Testing: Vitest + Playwright

Vitest for unit tests. It is fast, ESM-native, and has excellent TypeScript support without configuration. The watch mode re-runs only affected tests, which keeps the feedback loop under two seconds. The API is Jest-compatible, so the learning curve is flat if your team already knows Jest.

Playwright for end-to-end tests. It is the most reliable browser automation tool we have used. The auto-waiting mechanism means you do not write sleep(2000) and pray. Playwright waits for elements to be interactive before acting on them. Multi-browser support is built in. The codegen tool records user interactions and generates test code, which is a massive time-saver for complex flows.
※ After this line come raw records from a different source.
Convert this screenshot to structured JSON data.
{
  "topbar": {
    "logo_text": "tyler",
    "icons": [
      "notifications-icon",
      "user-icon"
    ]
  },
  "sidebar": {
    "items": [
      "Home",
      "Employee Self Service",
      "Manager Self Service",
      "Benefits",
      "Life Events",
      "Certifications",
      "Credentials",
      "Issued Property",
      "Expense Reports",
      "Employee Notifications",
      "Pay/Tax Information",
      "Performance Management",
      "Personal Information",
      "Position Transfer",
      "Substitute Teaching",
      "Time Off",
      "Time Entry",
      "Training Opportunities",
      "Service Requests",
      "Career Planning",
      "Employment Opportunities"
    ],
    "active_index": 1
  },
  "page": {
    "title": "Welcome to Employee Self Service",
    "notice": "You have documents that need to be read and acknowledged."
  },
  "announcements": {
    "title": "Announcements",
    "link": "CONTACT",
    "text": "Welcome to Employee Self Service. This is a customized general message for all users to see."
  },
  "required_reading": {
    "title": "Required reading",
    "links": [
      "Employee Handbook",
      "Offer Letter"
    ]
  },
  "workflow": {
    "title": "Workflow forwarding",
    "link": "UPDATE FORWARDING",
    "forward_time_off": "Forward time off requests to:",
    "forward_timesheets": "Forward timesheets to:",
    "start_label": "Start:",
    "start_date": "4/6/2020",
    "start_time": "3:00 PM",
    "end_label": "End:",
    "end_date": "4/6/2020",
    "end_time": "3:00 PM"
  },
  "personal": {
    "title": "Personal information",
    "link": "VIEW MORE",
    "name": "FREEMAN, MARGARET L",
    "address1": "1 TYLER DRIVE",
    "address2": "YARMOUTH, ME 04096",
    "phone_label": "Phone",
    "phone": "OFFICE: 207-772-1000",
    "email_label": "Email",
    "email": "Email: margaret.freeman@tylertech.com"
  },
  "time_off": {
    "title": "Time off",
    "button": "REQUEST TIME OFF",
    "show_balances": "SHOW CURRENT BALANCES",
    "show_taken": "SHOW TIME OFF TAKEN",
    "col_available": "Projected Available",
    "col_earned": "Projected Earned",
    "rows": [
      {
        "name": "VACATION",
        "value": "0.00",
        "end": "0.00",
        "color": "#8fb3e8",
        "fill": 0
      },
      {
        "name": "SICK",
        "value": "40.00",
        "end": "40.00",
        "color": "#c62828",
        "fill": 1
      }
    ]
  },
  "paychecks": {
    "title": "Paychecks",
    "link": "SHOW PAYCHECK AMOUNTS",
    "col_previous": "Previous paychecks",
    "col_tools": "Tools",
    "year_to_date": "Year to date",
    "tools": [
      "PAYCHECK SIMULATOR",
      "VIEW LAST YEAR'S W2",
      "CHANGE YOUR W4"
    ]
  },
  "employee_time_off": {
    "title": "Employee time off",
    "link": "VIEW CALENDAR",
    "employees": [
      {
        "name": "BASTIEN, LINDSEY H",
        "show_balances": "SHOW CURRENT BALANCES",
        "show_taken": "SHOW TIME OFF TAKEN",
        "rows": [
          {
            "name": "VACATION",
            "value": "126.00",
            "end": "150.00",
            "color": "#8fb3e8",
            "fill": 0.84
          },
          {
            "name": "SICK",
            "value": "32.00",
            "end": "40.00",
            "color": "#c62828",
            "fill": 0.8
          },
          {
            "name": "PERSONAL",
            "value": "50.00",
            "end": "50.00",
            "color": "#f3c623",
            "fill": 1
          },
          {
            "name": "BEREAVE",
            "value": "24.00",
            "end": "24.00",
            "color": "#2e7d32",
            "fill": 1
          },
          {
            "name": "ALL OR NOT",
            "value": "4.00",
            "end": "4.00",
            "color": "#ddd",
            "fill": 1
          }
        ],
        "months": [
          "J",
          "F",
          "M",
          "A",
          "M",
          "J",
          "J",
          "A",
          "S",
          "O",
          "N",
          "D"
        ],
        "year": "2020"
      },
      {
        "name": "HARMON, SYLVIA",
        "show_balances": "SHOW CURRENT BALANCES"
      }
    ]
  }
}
Why not Jest: Jest is CJS-first in a world that has moved to ESM. TypeScript support requires additional configuration. The test runner is measurably slower on large suites. Vitest is the natural successor.

Code Quality: Biome

One tool for linting and formatting. That sentence alone is the argument.

ESLint + Prettier is two tools, two configurations, and a plugin (eslint-config-prettier) to prevent them from fighting each other. The configuration surface area is enormous. The execution speed, even with caching, is noticeably slow on large codebases.

Biome does both jobs in a single pass, ten times faster, with a single configuration file. It formats on save. It catches lint errors at commit time. The rules are opinionated and sensible defaults, which means less time debating configuration and more time writing code.

Monorepo: Turborepo

A SaaS product is never one package. You have the web app, the API, shared types, shared components, shared database access, maybe a marketing site. Without a monorepo, these packages live in separate repositories with version management, publish cycles, and the constant question of "did I update the shared types in all three consumers?"

Turborepo makes this simple. It understands task dependencies: "run the type generation before the type check, run the type check before the build." It caches results: if the shared types package has not changed, do not rebuild it. Remote caching means your CI pipeline benefits from the same cache your laptop built.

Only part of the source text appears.